The Zika virus, first isolated in 1947, is named
after a Ugandan forest from where it was first isolated. It is a
flavivirus transmitted by the Aedes mosquito. Initially sporadic cases
were reported from some African and Asian countries. Symptoms are mild
with fever, rash and arthralgias. In the last couple of years, there has
been an epidemic of cases in South and Central America with Brazil alone
reporting somewhere between 440,000 to 1300,000 cases.
On 11 November 2015, the Brazilian Ministry of Health
declared a public health emergency due to the sharp surge of newborns
with microcephaly born in the Northern state of Pernambuco. In 2015, 141
cases of congenital microcephaly were detected against a usual average
of 10 cases per year. For Brazil as a whole, nearly 400 cases of
congenital microcephaly were detected in 2015 versus the usual
annual incidence of 150-200. Further testing revealed the Zika virus RNA
in the amniotic fluid of pregnant women who delivered neonates with
microcephaly. In French Polynesia – that also has an ongoing Zika virus
epidemic – there has been an increase in the birth of newborns with CNS
malformations and also patients with Guillain Barre Syndrome.
The link between congenital microcephly and the Zika
Virus seems plausible but is yet to be firmly proved. (The Lancet; 9
January, 2016)
Opening up Open Access
The Netherlands plans to spearhead efforts in The
European Union to make more scientific literature be accessible free
soon after publication. The Dutch government, which took over the
presidency of the European Union council of ministers this month, has
declared furthering Open Access to be one of its top priorities. It is
planning a series of discussions between European science ministers to
investigate how paid journals can best shift to Open Access. The
Association of Universities in Netherlands has already arm-twisted
publishers including Springer and Elsevier to increase open access.
Worldwide, there has been a steady growth of open
access articles rising from 12% in 2011 to 17% in 2014. In October 2015,
Jisc, a non-profit body that represents UK higher-education
institutions, negotiated a deal that made OA papers with UK-based
corresponding authors free in 1,600 selected Springer subscription
journals. A more radical strategy suggested is that libraries or
university consortia should stop paying journal subscriptions and should
transfer the money saved to their researchers who can use it to publish
open access in journals of their choice. The United States has used
different routes; encouraging authors to archive their prepublication
manuscript online and asking publishers to make their papers available
free after a delay such as 6-12 months.
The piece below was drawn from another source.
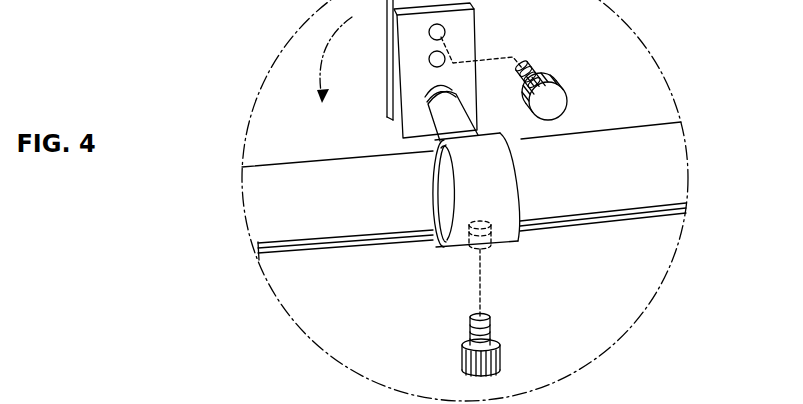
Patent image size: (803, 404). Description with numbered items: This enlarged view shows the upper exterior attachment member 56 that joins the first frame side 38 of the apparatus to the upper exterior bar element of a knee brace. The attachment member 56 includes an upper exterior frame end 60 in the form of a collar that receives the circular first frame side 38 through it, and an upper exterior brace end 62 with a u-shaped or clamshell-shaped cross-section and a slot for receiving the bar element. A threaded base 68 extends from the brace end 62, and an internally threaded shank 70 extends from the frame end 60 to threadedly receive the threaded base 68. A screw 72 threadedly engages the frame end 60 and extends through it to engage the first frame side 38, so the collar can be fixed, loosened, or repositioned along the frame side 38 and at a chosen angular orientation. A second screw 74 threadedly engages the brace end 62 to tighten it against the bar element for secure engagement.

Only worldwide concerted action
and pressure against publishers will improve free access to scientific
papers. (Nature; 8 January, 2016)
Suicides in Kota
Eighteen children committed suicides in Kota city of
Rajasthan, India, last year. The Rajasthan High Court has issued a
notice to the State and district-level authorities, seeking a reply on
the increasing number of suicides and the action being taken to prevent
them. The Kota Collector issued directions to all coaching institutions
which included ‘mandatory one-day break in a week’, psychiatric
consultations to de-stress the students, and compulsory career
counseling to each student along with parents prior to admission.
Kota is merely illustrative of the coaching class
culture in India today. Coaching and tutorials on top of regular school
is now the accepted norm in an adolescent’s life, leaving little or no
time for physical exercise, creativity or free play. Away from their
families for long periods and forced to attend classes for 12 and more
hours, these youngsters often cannot find the physical and psychological
strength to withstand the effects of such coaching. The National Crime
Records Bureau (NCRB) says that in 2013, suicides related to examination
failure totaled 2,471 all over the country. There are, of course, no
estimates of the students who are left psychologically broken.
All over the world, there has been a quantum shift in
the way children spend their time with declining free play and
increasingly structured time schedules. The reason appears to be a
social and economic phenomenon born out of middle-class parents’ desire
to see their children get ahead. Even in the US, an annual poll of
college freshmen shows that most students today list "being well off
financially" as more important to them than "developing a meaningful
philosophy of life" – the reverse of what existed in the 1960s and
1970s. The shift from intrinsic to extrinsic goals represents a
widespread shift toward a culture of materialism fuelled through
television and other media.
Do pediatricians have a role to play or should we be mute spectators?